Went hiking yesterday in beautiful Harriman State Park. As I gulped down my intake of clean mountain air for the month, I let my mind wander. I started to think about the not-so-current trend of taking old intellectual property, be it a (comic)book, TV show, movie and re-envisioning its more fantastical, gaudy, or dated aspects into something more gritty and realistic. Examples that come to mind are “Battlestar Galactica,” Christopher Nolan’s Batman films, or any of the Avengers tie-in movies (except any Hulk movie).
Let’s take Christopher Nolan’s Batman films. They choose to tell the more gritty crime stories of Frank Miller and Alan Moore in a present day setting. They’ve replaced the tights with hi-tech Kevlar body armor. They’ve replaced mild mannered Bruce Wayne with a seemingly out of control trust fund kid of hyperbolic wealth and power. They’ve even found a martial art that would take the mystery out of Batman’s ability to defeat so many opponents at once. On the drawn page we see exaggerated frozen moments in time, even in traditional martial arts action movies we see the most exaggerated, flashy choreography, but in this “realistic” take we see less show, more precise, close combat, brutal beatings. And to add to all this, they made the Scarecrow cool.

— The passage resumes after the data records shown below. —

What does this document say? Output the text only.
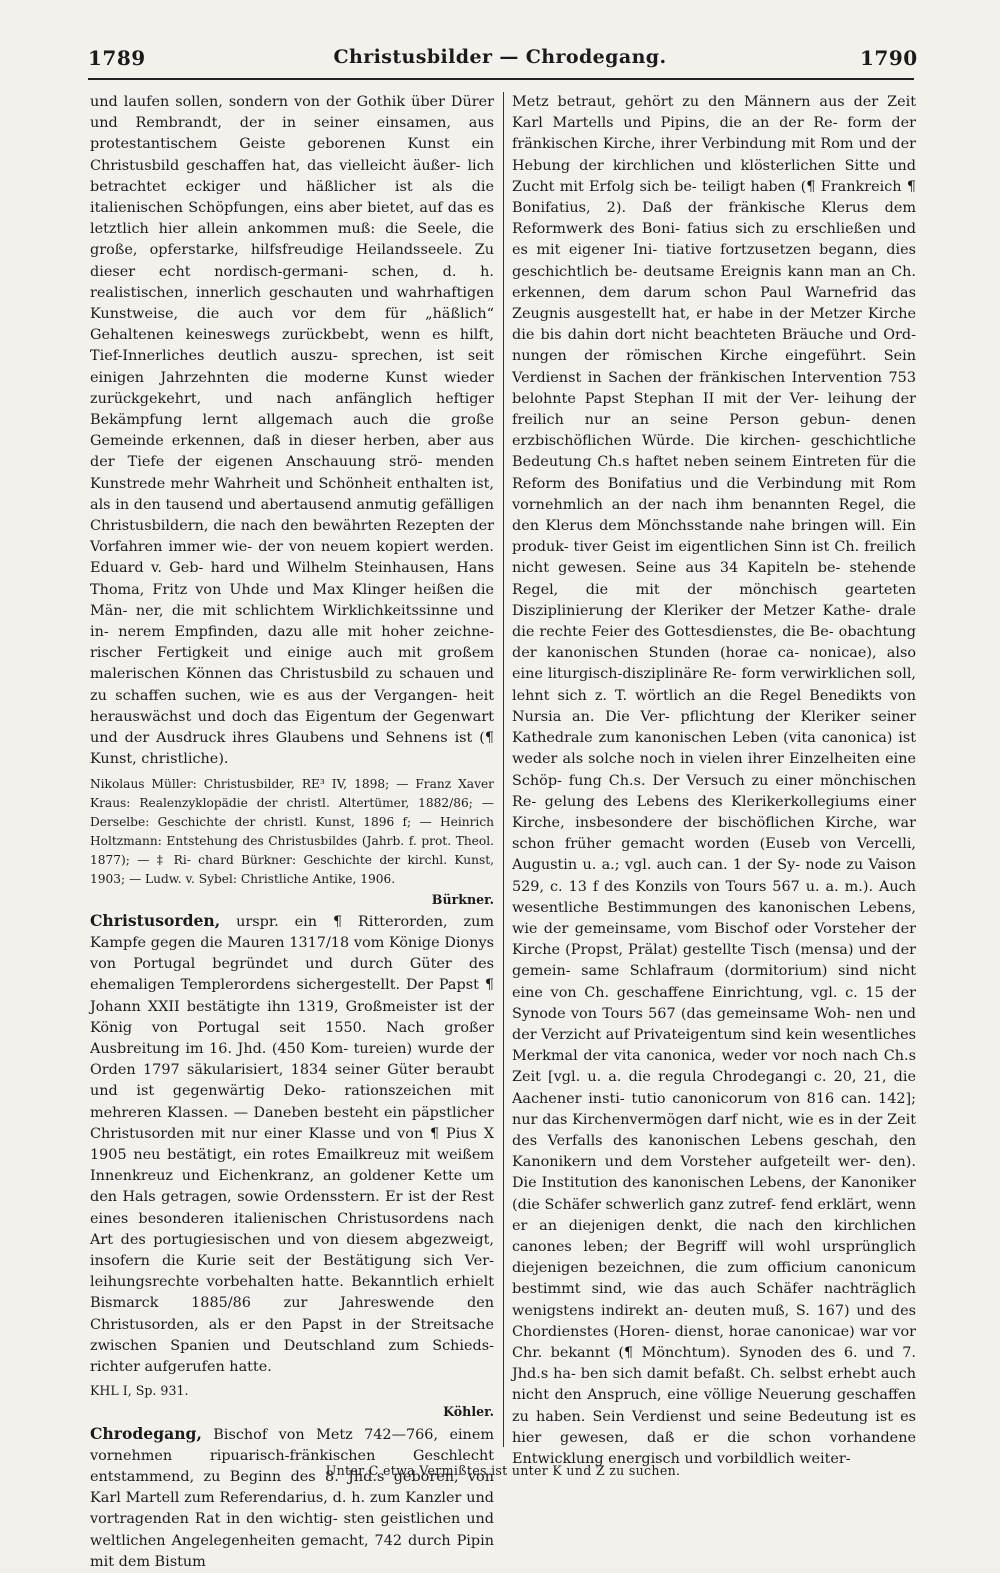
1789	Christusbilder — Chrodegang.	1790

und laufen sollen, sondern von der Gothik über Dürer und Rembrandt, der in seiner einsamen, aus protestantischem Geiste geborenen Kunst ein Christusbild geschaffen hat, das vielleicht äußer- lich betrachtet eckiger und häßlicher ist als die italienischen Schöpfungen, eins aber bietet, auf das es letztlich hier allein ankommen muß: die Seele, die große, opferstarke, hilfsfreudige Heilandsseele. Zu dieser echt nordisch-germani- schen, d. h. realistischen, innerlich geschauten und wahrhaftigen Kunstweise, die auch vor dem für „häßlich“ Gehaltenen keineswegs zurückbebt, wenn es hilft, Tief-Innerliches deutlich auszu- sprechen, ist seit einigen Jahrzehnten die moderne Kunst wieder zurückgekehrt, und nach anfänglich heftiger Bekämpfung lernt allgemach auch die große Gemeinde erkennen, daß in dieser herben, aber aus der Tiefe der eigenen Anschauung strö- menden Kunstrede mehr Wahrheit und Schönheit enthalten ist, als in den tausend und abertausend anmutig gefälligen Christusbildern, die nach den bewährten Rezepten der Vorfahren immer wie- der von neuem kopiert werden. Eduard v. Geb- hard und Wilhelm Steinhausen, Hans Thoma, Fritz von Uhde und Max Klinger heißen die Män- ner, die mit schlichtem Wirklichkeitssinne und in- nerem Empfinden, dazu alle mit hoher zeichne- rischer Fertigkeit und einige auch mit großem malerischen Können das Christusbild zu schauen und zu schaffen suchen, wie es aus der Vergangen- heit herauswächst und doch das Eigentum der Gegenwart und der Ausdruck ihres Glaubens und Sehnens ist (¶ Kunst, christliche).

Nikolaus Müller: Christusbilder, RE³ IV, 1898; — Franz Xaver Kraus: Realenzyklopädie der christl. Altertümer, 1882/86; — Derselbe: Geschichte der christl. Kunst, 1896 f; — Heinrich Holtzmann: Entstehung des Christusbildes (Jahrb. f. prot. Theol. 1877); — ‡ Ri- chard Bürkner: Geschichte der kirchl. Kunst, 1903; — Ludw. v. Sybel: Christliche Antike, 1906.

Bürkner.

Christusorden, urspr. ein ¶ Ritterorden, zum Kampfe gegen die Mauren 1317/18 vom Könige Dionys von Portugal begründet und durch Güter des ehemaligen Templerordens sichergestellt. Der Papst ¶ Johann XXII bestätigte ihn 1319, Großmeister ist der König von Portugal seit 1550. Nach großer Ausbreitung im 16. Jhd. (450 Kom- tureien) wurde der Orden 1797 säkularisiert, 1834 seiner Güter beraubt und ist gegenwärtig Deko- rationszeichen mit mehreren Klassen. — Daneben besteht ein päpstlicher Christusorden mit nur einer Klasse und von ¶ Pius X 1905 neu bestätigt, ein rotes Emailkreuz mit weißem Innenkreuz und Eichenkranz, an goldener Kette um den Hals getragen, sowie Ordensstern. Er ist der Rest eines besonderen italienischen Christusordens nach Art des portugiesischen und von diesem abgezweigt, insofern die Kurie seit der Bestätigung sich Ver- leihungsrechte vorbehalten hatte. Bekanntlich erhielt Bismarck 1885/86 zur Jahreswende den Christusorden, als er den Papst in der Streitsache zwischen Spanien und Deutschland zum Schieds- richter aufgerufen hatte.

KHL I, Sp. 931.

Köhler.

Chrodegang, Bischof von Metz 742—766, einem vornehmen ripuarisch-fränkischen Geschlecht entstammend, zu Beginn des 8. Jhd.s geboren, von Karl Martell zum Referendarius, d. h. zum Kanzler und vortragenden Rat in den wichtig- sten geistlichen und weltlichen Angelegenheiten gemacht, 742 durch Pipin mit dem Bistum

Metz betraut, gehört zu den Männern aus der Zeit Karl Martells und Pipins, die an der Re- form der fränkischen Kirche, ihrer Verbindung mit Rom und der Hebung der kirchlichen und klösterlichen Sitte und Zucht mit Erfolg sich be- teiligt haben (¶ Frankreich ¶ Bonifatius, 2). Daß der fränkische Klerus dem Reformwerk des Boni- fatius sich zu erschließen und es mit eigener Ini- tiative fortzusetzen begann, dies geschichtlich be- deutsame Ereignis kann man an Ch. erkennen, dem darum schon Paul Warnefrid das Zeugnis ausgestellt hat, er habe in der Metzer Kirche die bis dahin dort nicht beachteten Bräuche und Ord- nungen der römischen Kirche eingeführt. Sein Verdienst in Sachen der fränkischen Intervention 753 belohnte Papst Stephan II mit der Ver- leihung der freilich nur an seine Person gebun- denen erzbischöflichen Würde. Die kirchen- geschichtliche Bedeutung Ch.s haftet neben seinem Eintreten für die Reform des Bonifatius und die Verbindung mit Rom vornehmlich an der nach ihm benannten Regel, die den Klerus dem Mönchsstande nahe bringen will. Ein produk- tiver Geist im eigentlichen Sinn ist Ch. freilich nicht gewesen. Seine aus 34 Kapiteln be- stehende Regel, die mit der mönchisch gearteten Disziplinierung der Kleriker der Metzer Kathe- drale die rechte Feier des Gottesdienstes, die Be- obachtung der kanonischen Stunden (horae ca- nonicae), also eine liturgisch-disziplinäre Re- form verwirklichen soll, lehnt sich z. T. wörtlich an die Regel Benedikts von Nursia an. Die Ver- pflichtung der Kleriker seiner Kathedrale zum kanonischen Leben (vita canonica) ist weder als solche noch in vielen ihrer Einzelheiten eine Schöp- fung Ch.s. Der Versuch zu einer mönchischen Re- gelung des Lebens des Klerikerkollegiums einer Kirche, insbesondere der bischöflichen Kirche, war schon früher gemacht worden (Euseb von Vercelli, Augustin u. a.; vgl. auch can. 1 der Sy- node zu Vaison 529, c. 13 f des Konzils von Tours 567 u. a. m.). Auch wesentliche Bestimmungen des kanonischen Lebens, wie der gemeinsame, vom Bischof oder Vorsteher der Kirche (Propst, Prälat) gestellte Tisch (mensa) und der gemein- same Schlafraum (dormitorium) sind nicht eine von Ch. geschaffene Einrichtung, vgl. c. 15 der Synode von Tours 567 (das gemeinsame Woh- nen und der Verzicht auf Privateigentum sind kein wesentliches Merkmal der vita canonica, weder vor noch nach Ch.s Zeit [vgl. u. a. die regula Chrodegangi c. 20, 21, die Aachener insti- tutio canonicorum von 816 can. 142]; nur das Kirchenvermögen darf nicht, wie es in der Zeit des Verfalls des kanonischen Lebens geschah, den Kanonikern und dem Vorsteher aufgeteilt wer- den). Die Institution des kanonischen Lebens, der Kanoniker (die Schäfer schwerlich ganz zutref- fend erklärt, wenn er an diejenigen denkt, die nach den kirchlichen canones leben; der Begriff will wohl ursprünglich diejenigen bezeichnen, die zum officium canonicum bestimmt sind, wie das auch Schäfer nachträglich wenigstens indirekt an- deuten muß, S. 167) und des Chordienstes (Horen- dienst, horae canonicae) war vor Chr. bekannt (¶ Mönchtum). Synoden des 6. und 7. Jhd.s ha- ben sich damit befaßt. Ch. selbst erhebt auch nicht den Anspruch, eine völlige Neuerung geschaffen zu haben. Sein Verdienst und seine Bedeutung ist es hier gewesen, daß er die schon vorhandene Entwicklung energisch und vorbildlich weiter-

Unter C etwa Vermißtes ist unter K und Z zu suchen.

Christopher Nolan’s perfection of this “realistic” treatment of Batman has become its very own category. I saw the prologue to “The Dark Knight Rises” in IMAX a few weeks ago and just…wow. Like jaw droppingly wow. Let’s just say there’s a shot where a bigger plane attaches to a smaller plane and pulls up forcing it to go vertical and just hang there…and they stinkin’ shot it IN IMAX. The audience is watching something so absurd, so over the top…and for some reason, it felt like it could exist in our world. It felt believable.
The meticulous way in which the story is crafted, and the fact that they have this insane commitment to shooting things practically as much as possible make everything convincing no matter how absurd they might be. For the Dark Knight they were prepared to shoot the base jumping sequence where Batman jumps from building 2 to building 1 of the International Finance Centre in Hong Kong. They were on location with a stunt man, helicopters and IMAX camera crews ready to go. If Hong Kong had granted them airspace clearance they would totally have tried to shoot that. That’s commitment.

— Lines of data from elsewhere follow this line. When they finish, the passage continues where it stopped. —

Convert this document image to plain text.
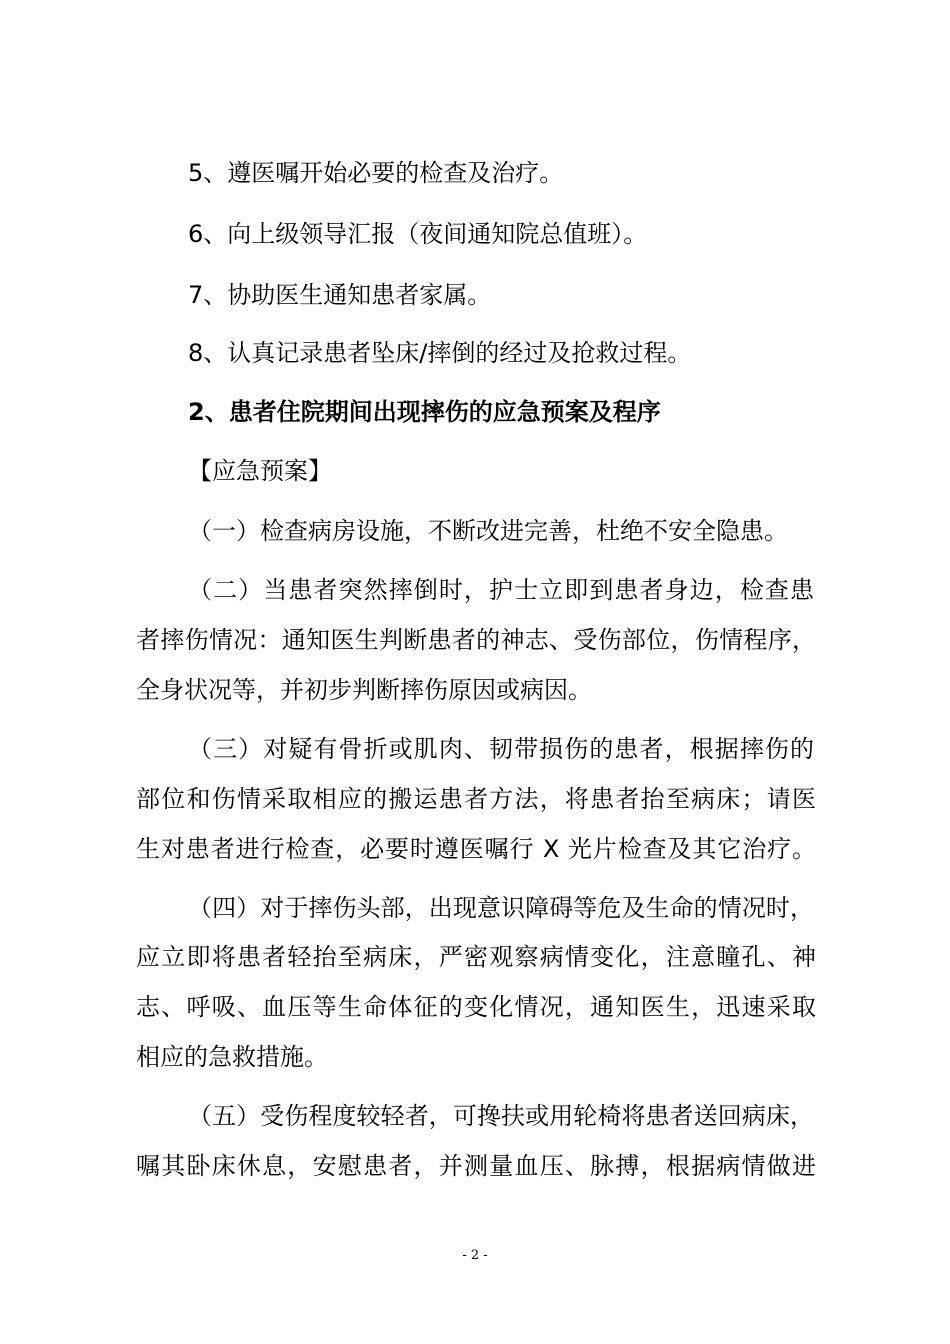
5、遵医嘱开始必要的检查及治疗。
6、向上级领导汇报（夜间通知院总值班）。
7、协助医生通知患者家属。
8、认真记录患者坠床/摔倒的经过及抢救过程。
2、患者住院期间出现摔伤的应急预案及程序
【应急预案】
（一）检查病房设施，不断改进完善，杜绝不安全隐患。
（二）当患者突然摔倒时，护士立即到患者身边，检查患
者摔伤情况：通知医生判断患者的神志、受伤部位，伤情程序，
全身状况等，并初步判断摔伤原因或病因。
（三）对疑有骨折或肌肉、韧带损伤的患者，根据摔伤的
部位和伤情采取相应的搬运患者方法，将患者抬至病床；请医
生对患者进行检查，必要时遵医嘱行 X 光片检查及其它治疗。
（四）对于摔伤头部，出现意识障碍等危及生命的情况时，
应立即将患者轻抬至病床，严密观察病情变化，注意瞳孔、神
志、呼吸、血压等生命体征的变化情况，通知医生，迅速采取
相应的急救措施。
（五）受伤程度较轻者，可搀扶或用轮椅将患者送回病床，
嘱其卧床休息，安慰患者，并测量血压、脉搏，根据病情做进
- 2 -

I think I had a point here. I got lost. I really really really like the Christopher Nolan Batman movies and am terribly sad that “Rising” will be his last. Here I am rambling on and on, what on earth was I thinking about? Oh yes re-envisioning things. I blurted something to this effect to my girlfriend who gave me a sweet quizzical look and asked me what you are all probably quietly asking right now, “What made you think of that?”
The foliage around us made me think of the 1994 live-action Disney film “The Jungle Book.” This film endeavors to tell a serious tale set in the Victorian period weaved from bits and pieces of Rudyard Kipling’s collection of short stories without anthropomorphizing any of the animal cast. Baloo and Mogli had a silent bond growing up together. No more Bear Necessities.

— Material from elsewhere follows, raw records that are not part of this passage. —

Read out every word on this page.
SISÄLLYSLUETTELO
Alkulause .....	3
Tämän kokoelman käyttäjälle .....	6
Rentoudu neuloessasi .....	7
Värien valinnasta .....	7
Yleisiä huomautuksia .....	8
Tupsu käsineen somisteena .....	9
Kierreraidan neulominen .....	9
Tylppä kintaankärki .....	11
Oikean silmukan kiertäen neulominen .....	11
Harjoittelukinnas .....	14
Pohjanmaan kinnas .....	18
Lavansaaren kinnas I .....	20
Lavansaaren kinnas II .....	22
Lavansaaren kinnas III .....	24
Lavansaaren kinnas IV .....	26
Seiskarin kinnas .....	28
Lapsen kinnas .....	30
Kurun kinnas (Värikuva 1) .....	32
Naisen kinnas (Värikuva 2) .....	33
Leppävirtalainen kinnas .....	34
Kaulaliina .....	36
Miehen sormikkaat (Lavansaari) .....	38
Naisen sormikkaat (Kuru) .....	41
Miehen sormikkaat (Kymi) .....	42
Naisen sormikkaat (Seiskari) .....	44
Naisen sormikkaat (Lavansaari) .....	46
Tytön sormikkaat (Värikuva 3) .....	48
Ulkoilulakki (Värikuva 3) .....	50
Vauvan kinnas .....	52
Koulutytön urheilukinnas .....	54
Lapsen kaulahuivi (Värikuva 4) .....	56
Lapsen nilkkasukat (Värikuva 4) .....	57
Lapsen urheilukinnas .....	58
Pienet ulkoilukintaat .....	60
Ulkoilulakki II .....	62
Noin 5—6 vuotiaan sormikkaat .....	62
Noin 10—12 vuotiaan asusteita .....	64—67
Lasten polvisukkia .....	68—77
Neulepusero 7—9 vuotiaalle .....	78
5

Dudes die in the movie. A lot. Mogli’s dad is mauled to death by Shere Khan to kick off the wholesome family fun. “The Jungle Book” was a gritty reboot before gritty reboots existed! It had Lena Headey in it and everything!
I seriously felt like this was worth mentioning for some odd reason.
I’m probably dead wrong and people have been making gritty reboot films since forever, but my thinking before I came to this wild, totally uninformed conclusion was that dark, gritty, “realistic” reboots were a recent development. I think people’s brains kinda gravitate towards that train of thought. That today’s audiences want their gratuitous sex and violence grounded in a world they could relate to. Am I wrong? Or has that been true all along? Whatever, I’m all wikipediaed out so I’m sticking to my guns. Disney’s “The Jungle Book?”
First gritty reboot evar.
Happy New Year!
P.S. My train of thought likes to leave the conductor at the station.